Grep style output?


#1

Hi All,

Hope all is going well. Was just wondering if anyone has implemented a
grep style output page of hits using Ferret as the index/query engine?

Any thoughts about how best to implement it? The previous thread
discussess highlighting - would that be the best approach to follow or
is there a better way?

Cheers,

Marcus


#2

On 6/13/06, Marcus C. removed_email_address@domain.invalid wrote:

Marcus

Hi Marcus,

If you can read java the best way would be to check out the
highlighter in Apache Lucene and porting that code to Ruby. You can
see the highlighter module here;

http://svn.apache.org/viewvc/lucene/java/trunk/contrib/

I’m going to do this myself eventually but you’ll have to do it
yourself if you need it soon. Before you put too much work into it
though, be warned that there are possible major Ferret API changes
ahead.

Cheers,
Dave


#3

David B. wrote:

On 6/13/06, Marcus C. removed_email_address@domain.invalid wrote:
Hi Marcus,

If you can read java the best way would be to check out the
highlighter in Apache Lucene and porting that code to Ruby. You can
see the highlighter module here;

http://svn.apache.org/viewvc/lucene/java/trunk/contrib/

I’m going to do this myself eventually but you’ll have to do it
yourself if you need it soon. Before you put too much work into it
though, be warned that there are possible major Ferret API changes
ahead.

Hi David,

Thanks for your response.

I noticed in a previous post you referenced the lucene highlighter and
have already started porting it to Ferret. I’m already quite a ways
along and have got the first 3 test cases passing properly (ie. simple
and fuzzy fragments) and will continue with getting the rest of the test
cases to work.

Hopefully the API changes don’t break too much then :slight_smile:

I’ll post the code once it’s all working, hopefully within the next
days.

Cheers,

Marcus


#4

On 6/21/06, Marcus C. removed_email_address@domain.invalid wrote:

I’m going to do this myself eventually but you’ll have to do it
along and have got the first 3 test cases passing properly (ie. simple
Marcus
That’d be great. The new API shouldn’t be too hard to adjust to. I’ll
be implementing the highlighter in C rather than in Ruby so I’ll be
interested to see how you go with it.

The main difference in the API is that you won’t specify the store,
index and term_vector parameters per document field any more. This
option will still be available but the behaviour will be slightly
different. I’ll go into more detail later.

Cheers,
Dave


#5

On Jun 21, 2006, at 3:32 AM, David B. wrote:

I’ll
be implementing the highlighter in C rather than in Ruby so I’ll be
interested to see how you go with it.

The main difference in the API is that you won’t specify the store,
index and term_vector parameters per document field any more. This
option will still be available but the behaviour will be slightly
different. I’ll go into more detail later.

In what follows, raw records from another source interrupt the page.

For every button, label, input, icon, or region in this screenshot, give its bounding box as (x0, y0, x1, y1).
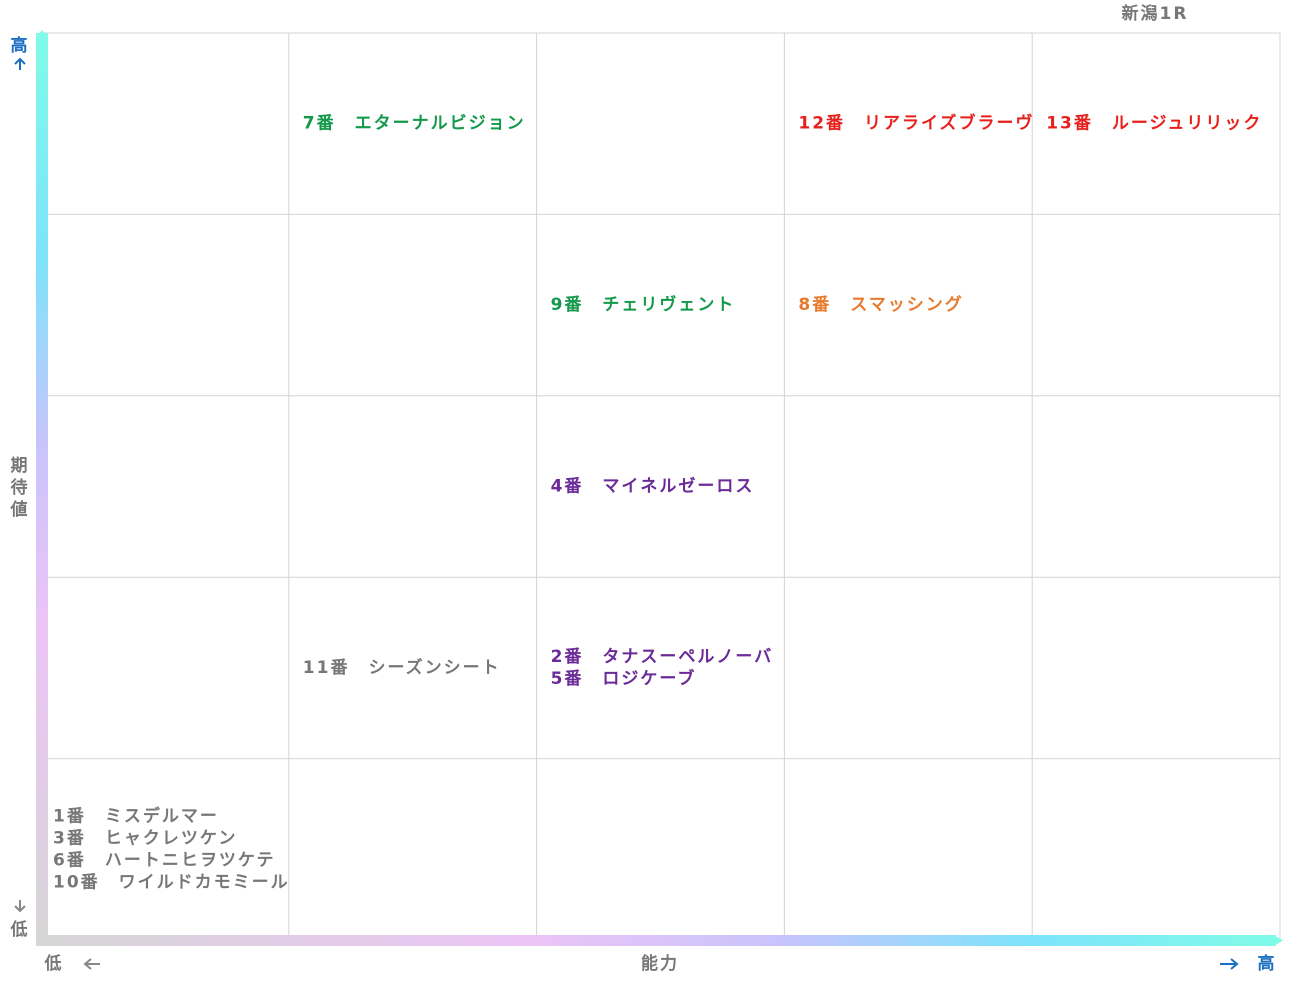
y-high-arrow (14, 57, 26, 70)
cell-entry: 1番 ミスデルマー (53, 805, 219, 826)
cell-entry: 13番 ルージュリリック (1046, 114, 1262, 134)
title: 新潟1R (1122, 3, 1189, 24)
y-axis-bar (36, 33, 48, 945)
cell-entry: 4番 マイネルゼーロス (551, 476, 755, 497)
y-axis-arrowhead (36, 30, 48, 38)
x-low: 低 (44, 953, 64, 974)
cell-entry: 6番 ハートニヒヲツケテ (53, 850, 276, 870)
cell-entry: 5番 ロジケーブ (551, 668, 697, 689)
y-low: 低 (10, 919, 30, 940)
cell-entry: 11番 シーズンシート (303, 657, 501, 678)
cell-entry: 9番 チェリヴェント (551, 294, 736, 315)
cell-entry: 10番 ワイルドカモミール (53, 872, 290, 892)
grid-lines (41, 33, 1280, 940)
x-low-arrow (83, 958, 100, 970)
x-axis-arrowhead (1274, 935, 1283, 946)
cell-entry: 7番 エターナルビジョン (303, 114, 526, 134)
cell-entry: 8番 スマッシング (798, 294, 963, 315)
x-high-arrow (1220, 958, 1239, 970)
y-label-3: 値 (10, 499, 30, 520)
x-label: 能力 (641, 953, 679, 974)
y-high: 高 (11, 35, 30, 56)
cell-entry: 12番 リアライズブラーヴ (798, 113, 1034, 134)
y-label-1: 期 (11, 456, 30, 476)
y-label-2: 待 (11, 477, 30, 498)
cell-entry: 2番 タナスーペルノーバ (551, 647, 774, 667)
x-axis-bar (36, 935, 1276, 946)
x-high: 高 (1258, 953, 1277, 974)
y-low-arrow (14, 900, 26, 913)
cell-entry: 3番 ヒャクレツケン (53, 828, 237, 848)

How close is what you’re going to be doing to the Lucene contrib
highlighter?

FWIW, the KinoSearch Highlighter uses similar techniques for adding
tags and encoding, but the excerpt selection is pretty different. No
TokenStream required, it uses a heat map. Right now it requires that
the field have term vectors stored with positions and offsets, but it
could be adapted to generate the vectors by re-analyzing.

The principle advantage it has over the Lucene Highlighter in that it
handles phrases properly:

http://xrl.us/nm2z (Link to www.lucenebook.com)
http://xrl.us/nm25 (Link to www.rectangular.com)

Whatever algorithm we choose for Lucy, I hope it will meet that
constraint.

Higlighter.pm isn’t that long (384 lines including docs) and if I
didn’t have an serious deadlines bearing down doing a Ruby version
would be a great exercise for me. If you or Marcus want to check it
out, the new version’s only in subversion:

http://xrl.us/nm28 (Link to www.rectangular.com)

Marvin H.
Rectangular Research
http://www.rectangular.com/


#6

On 6/21/06, Marvin H. removed_email_address@domain.invalid wrote:

different. I’ll go into more detail later.

How close is what you’re going to be doing to the Lucene contrib
highlighter?

Well I haven’t actually started it yet so we’ll see.

http://xrl.us/nm25 (Link to www.rectangular.com)

Whatever algorithm we choose for Lucy, I hope it will meet that
constraint.

Higlighter.pm isn’t that long (384 lines including docs) and if I
didn’t have an serious deadlines bearing down doing a Ruby version
would be a great exercise for me. If you or Marcus want to check it
out, the new version’s only in subversion:

http://xrl.us/nm28 (Link to www.rectangular.com)

Cool, I’ll definitely check this out. Thanks Marvin.